The two local young people who saved Jackson years ago, Caleb Parnell and Daniel Baker, got to know him after that fateful encounter.

“Throughout the years, Mr. Jackson became close friends with both of us,” Parnell said. “He really cared about you.”

Parnell said he’d heard late last year that Jackson had prostate cancer, but because that’s one of the more curable cancers, Parnell wasn’t too alarmed. He saw Jackson at a concert last year and the older man looked good, Parnell said.

But Jackson’s daughter, Jaime, said doctors discovered a second cancer, lung cancer, even though Jackson never smoked, that they believed had been growing undetected for a while. Jackson died a week after they found it, she said.

Parnell, who has been accepted at the Virginia State Troopers Academy, said he was saddened by the loss of his friend.

“I was just kind of heartbroken and definitely surprised that he had gone so quickly,” he said.

Joined by Baker, who came from St. Vincent College in Latrobe, Parnell said a final goodbye to Jackson in the hospital. Jackson couldn’t speak to them, but he knew they were there and seemed glad to see them.
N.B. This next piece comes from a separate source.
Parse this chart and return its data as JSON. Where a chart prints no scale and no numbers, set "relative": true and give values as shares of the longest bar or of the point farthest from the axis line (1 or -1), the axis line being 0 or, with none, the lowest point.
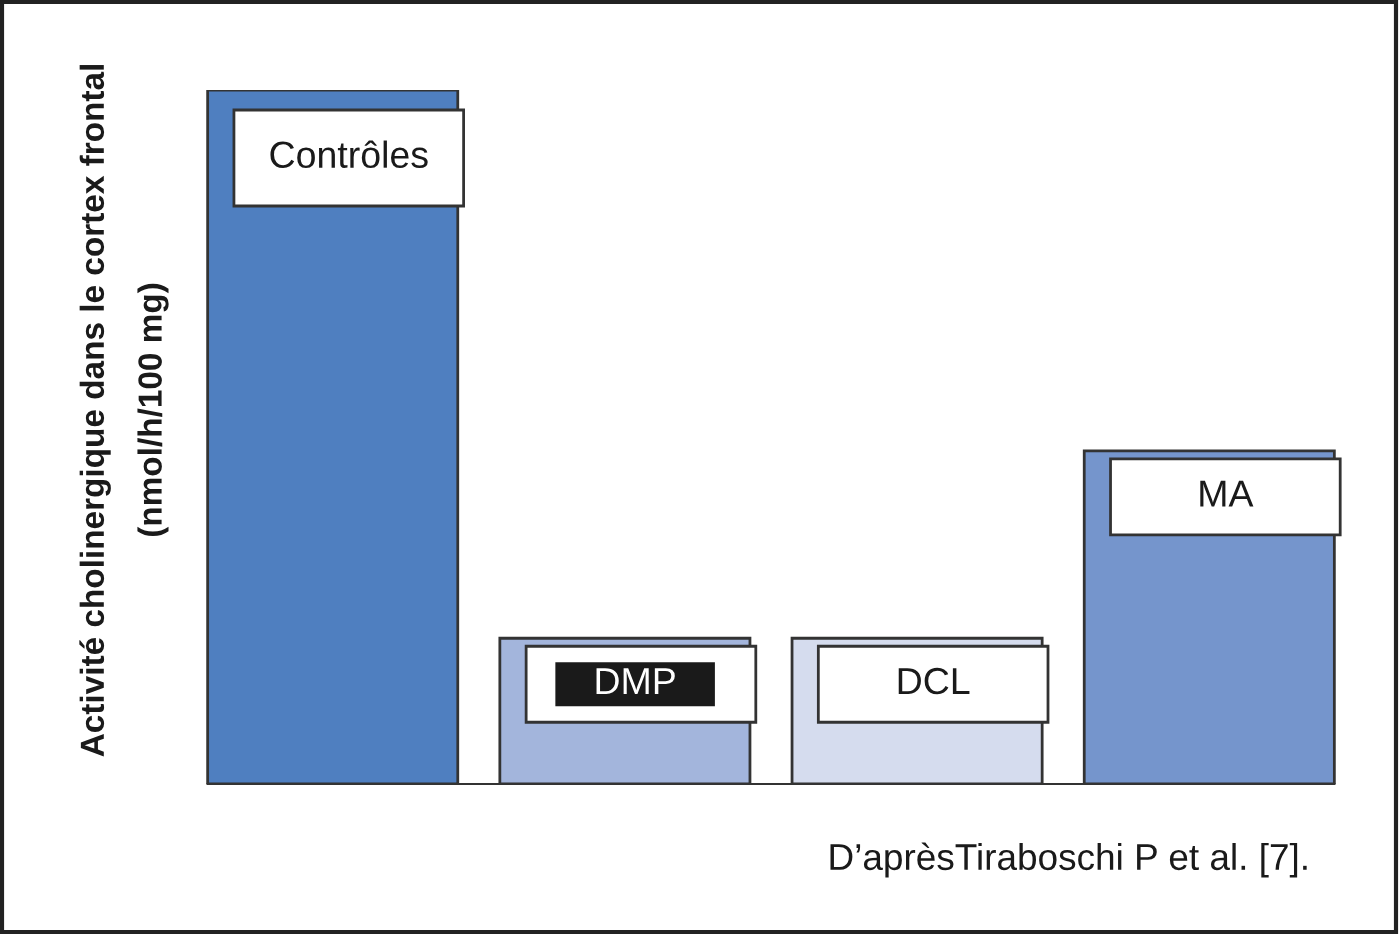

“At first it took me back because his status seemed very similar to the condition he was in six years ago when we saw him,” he said.

But Parnell said his lasting memories of Jackson are the ways he mentored young people like himself. No doubt many others will echo those sentiments at Jackson’s funeral that is scheduled for 5 p.m. today at the Carson Valley Church of the Brethren in Duncansville.

“I have been fortunate to have him as a role model for what a husband, father and grandfather should be,” Parnell said.